Tapi aku kecewa, orang yang dimaksud, justru menyantroni meja yang sudah diduduki seseorang yang juga cewek seumurannya. Dan alangkah kagetnya ketika ibu yang katakanlah aku sebut tadi gemuk, dengan wajah yang jauh dari bayanganku. Sudah menyapaku dengan suara merdu yang baru kukenal pagi gerimis tadi.

Dia menyapaku dengan senyumnya. Aku kenal betul suara penyiar yang dipanggil Nisa ini. Tak ayal, dia kini dihadapanku. Intonasi maupun suaranya persis seperti suara mengudara itu.Senyumnya terlihat biasa, yang sebetulnya dalam bayanganku juga masih terlalu jauh. Nilai senyum dalam realita di depanku ini kunilai 6 poin, sementara dalam bayanganku, nilai senyum wajah Nisa yang terbayang nyaris sempurna yakni bernilai 9 poin. Sialan. Jauh sekali dengan bayanganku.

Dan yang lebih parah, justru usianya sudah jauh lebih tua 10 tahun dariku, begitulah aku taksir.

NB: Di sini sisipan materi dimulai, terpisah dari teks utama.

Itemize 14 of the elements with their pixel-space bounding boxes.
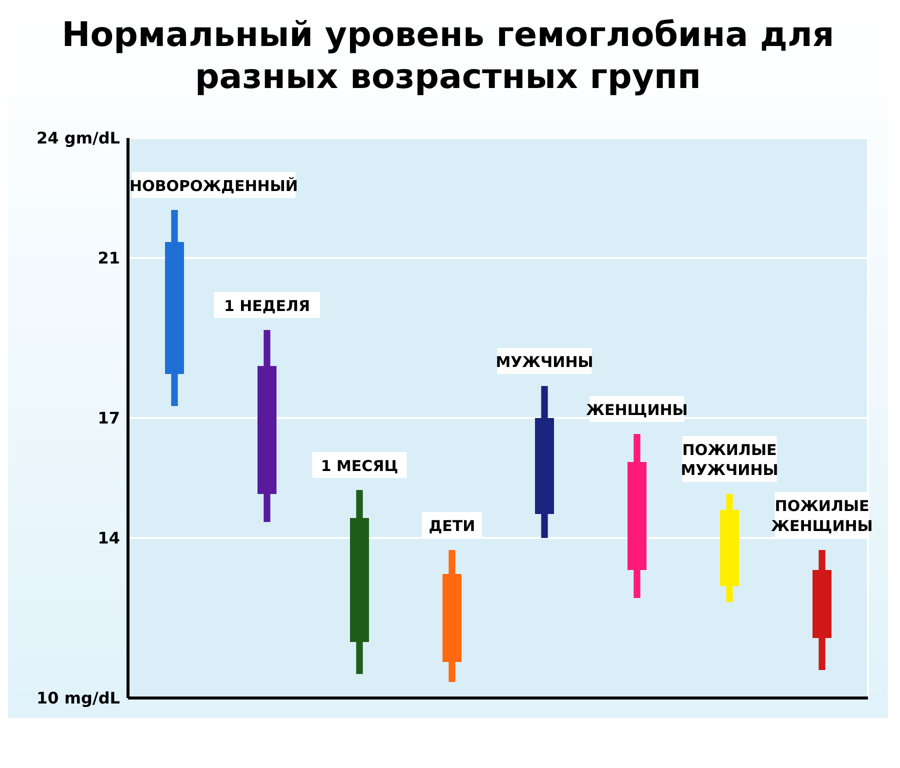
y-tick-label: 21 bbox=[98, 248, 120, 268]
chart-title: Нормальный уровень гемоглобина для разных возрастных групп bbox=[60, 14, 836, 98]
y-tick-label: 17 bbox=[98, 408, 120, 428]
y-tick-label: 24 gm/dL bbox=[36, 128, 120, 148]
x-tick-label: ПОЖИЛЫЕ ЖЕНЩИНЫ bbox=[771, 497, 873, 535]
y-tick-label: 14 bbox=[98, 528, 120, 548]
x-tick-label: НОВОРОЖДЕННЫЙ bbox=[130, 177, 298, 195]
x-tick-label: МУЖЧИНЫ bbox=[496, 353, 594, 371]
x-tick-label: ЖЕНЩИНЫ bbox=[586, 401, 688, 419]
x-tick-label: 1 НЕДЕЛЯ bbox=[224, 297, 310, 315]
x-tick-label: ПОЖИЛЫЕ МУЖЧИНЫ bbox=[680, 441, 778, 479]
y-tick-label: 10 mg/dL bbox=[36, 688, 120, 708]
x-tick-label: ДЕТИ bbox=[428, 517, 476, 535]
x-tick-label: 1 МЕСЯЦ bbox=[320, 457, 398, 475]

Ada sedikit kerutan yang mencolok di dekat kelopak matanya yang jenaka. Aku masih 20-an, dia sudah 30-an. Wahhh..dalam hati aku kecewa dan aku tak bisa berbuat banyak. Sungguh mati aku ingin menjalin hubungan dengan Nisa dalam bayanganku.Seorang penyiar energik, menarik, semampai, seumuran denganku. Keinginnanku itu kini hambar. Pupus sudah. Berganti dengan makan dan obrolan biasa, seperti makanan enak tapi kurang pas dalam rasa asin maupun campuran bumbunya. Dan aku harus menelan mentah-mentah imajinasiku.Bayanganku itu tak seindah realitanya.

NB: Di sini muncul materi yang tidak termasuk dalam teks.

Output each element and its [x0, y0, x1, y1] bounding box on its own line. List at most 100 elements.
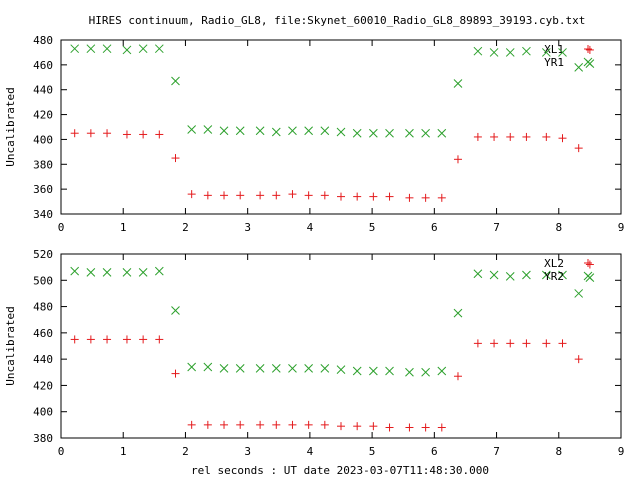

Tapi seperti yang Nisa bilang, terima saja apa adanya. Seperti pagi hari tadi yang gerimis. Dari sini aku ambil hikmah, tak semua suara merdu punya wajah dan fisik rupawan. Yang maha kuasa betul-betul adil, dan maha adil. Suara merdu itu milik wanita gemuk berusia 38 tahun. Punya banyak fans yang rata-rata berakhir kecewa setelah ngopi darat. Tapi Nisa tetap tersenyum. Seolah tidak peduli. Sama denganku, sama-sama mendapatkan pengalaman.

Catatan : Cerpen ini pernah diterbitkan Majalah Sigap

Penulis tinggal di Majalengka Jawa Barat. Senang membaca buku bergenre novel.